ここでは、大鏡の中の『雲林院の菩提講(先つころ、雲林院の菩提講に詣でて〜)』の現代語訳を行っています。

原文(本文)

先つころ、雲林院の菩提講に詣でて侍りしかば、例の人よりはこよなう年老い、うたてげなる翁ふたり、嫗と行き会ひて同じ所に居ぬめり。あはれに

「同じやうなるもののさまかな。」

と見侍りしに、これらうち笑ひ、見かはして言ふやう、

年ごろ、昔の人に対面して、いかで世の中の見聞く事をも聞こえ合はせむ、このただ今の入道殿下の御有様をも、申し合はせばやと思ふに、あはれに嬉しくも会ひ申したるかな。今ぞ心やすく黄泉路もまかるべき。おぼしき事言はぬは、げにぞ腹ふくるる心地しける。かかればこそ、昔の人はもの言はまほしくなれば、穴を掘りては言ひ入れ侍りけめと覚え侍り。かへすがへす嬉しく対面したるかな。さても、いくつにかなり給ひぬる。」

と言へば、今ひとりの翁、

「いくつといふこと、さらに覚え侍らず。ただし、おのれは、故太政大臣貞信公、蔵人の少将と申しし折の小舎人童、大犬丸ぞかし。主はその御時の母后の宮の御方の召し使ひ、高名の大宅世継とぞ言ひ侍りしかな。

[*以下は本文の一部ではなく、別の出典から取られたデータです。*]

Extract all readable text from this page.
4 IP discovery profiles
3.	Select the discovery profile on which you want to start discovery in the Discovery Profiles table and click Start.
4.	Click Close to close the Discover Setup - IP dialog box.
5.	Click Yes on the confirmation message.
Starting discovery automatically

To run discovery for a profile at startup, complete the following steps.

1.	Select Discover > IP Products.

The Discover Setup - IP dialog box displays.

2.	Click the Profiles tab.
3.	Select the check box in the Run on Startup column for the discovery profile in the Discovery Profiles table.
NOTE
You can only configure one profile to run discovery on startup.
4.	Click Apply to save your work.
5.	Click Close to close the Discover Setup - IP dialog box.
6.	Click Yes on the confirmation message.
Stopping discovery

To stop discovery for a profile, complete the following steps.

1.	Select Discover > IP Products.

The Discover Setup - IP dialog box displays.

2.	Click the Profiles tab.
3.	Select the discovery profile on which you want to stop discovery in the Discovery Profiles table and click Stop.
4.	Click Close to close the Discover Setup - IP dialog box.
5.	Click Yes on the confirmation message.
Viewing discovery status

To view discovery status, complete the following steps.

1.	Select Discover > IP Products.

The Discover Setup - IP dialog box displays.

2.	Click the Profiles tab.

されば、主の御年は、おのれにはこよなくまさり給へらむかし。みづからが小童にてありし時、主は二十五、六ばかりの男にてこそはいませしか。」

と言ふめれば、世継、

「しかしか、さ侍りしことなり。さても主の御名はいかにぞや。」

と言ふめれば、

「太政大臣殿にて元服つかまつりし時、『きむぢが姓はなにぞ。』と仰せられしかば、『夏山となむ申す。』と申ししを、やがて、繁樹となむつけさせ給へりし。」

など言ふに、いとあさましうなりぬ。誰も少しよろしき者どもは、見おこせ、居寄りなどしけり。

続く

現代語訳(口語訳)

さきごろ、雲林院の菩提講に参拝したのですが、普通の人よりはかけ離れて年老いた、異様な感じのするおじいさんが二人、おばあさん(一人)とばったりあって、同じ場所に座ったようです。しみじみと

「(三人とも)同じような老人の有り様だなぁ。」

と見ていたのですが、彼らが笑って、顔を見合わせて言うことには、

「長い間、昔の知人にあって、どうにかして(これまで世間の)見聞きしてきたことを互いに心の隔てなくお話し申し上げたい。現在の入道殿下(藤原道長)のご様子を相談申し上げたいと思っておりましたが、すばらしくも嬉しい事に会うことができましたね。今こそ安心して黄泉路(あの世への道)を行くことができます。(言いたいと)思っていることを言わないのは、本当に腹がふくれる(嫌な)気持ちがするものですな。だからこそ、昔の人は何か口にしたくなったら、穴を掘って(穴の中に言いたいことを)言い入れていたのでしょうと思います。重ね重ねですが、お会いできて嬉しいです。それはそうと、(あなたたちは)いくつになられましたか。」

と言ったので、もう一人のおじいさんはが答えます。

「何歳かということは、少しも覚えていません。しかし、私は、亡くなられた太政大臣貞信公が蔵人の少将と申されていたときの小舎人童、大犬丸です。あなたはその御代(ここでは宇多天皇の時代)の皇太后の御召使で、名高い大宅世継といったお方ですな。そうであれば、あなたのご年齢は、私よりもかけはなれて上でいらっしゃいましょう。私が幼い子どもであったときに、あなたは二十五、六歳ほどの男性でいらっしゃいました。」

と言ったので、世継が答えます。

「そうそう、そうです。ところであなたの(元服したあとの)お名前は何とおっしゃいましたか。」

と言うので、

「太政大臣殿のもとで元服いたしました時に、(太政大臣殿から)

『お前の姓は何というのか。』

と仰られたので(私は)、

『夏山ともうします。』

と申し上げたのですが、(それを聞いた太政大臣殿が)すぐに繁樹とつけてくださいました。」

などと言っているので、(私は)大変驚いてしまいました。誰でも少し、身分や教養のある者は(この話がどれだけ昔のことであるかわかるので)、こちらの方を見たり、膝を進めて(老人たちの)近くに寄ったりしました。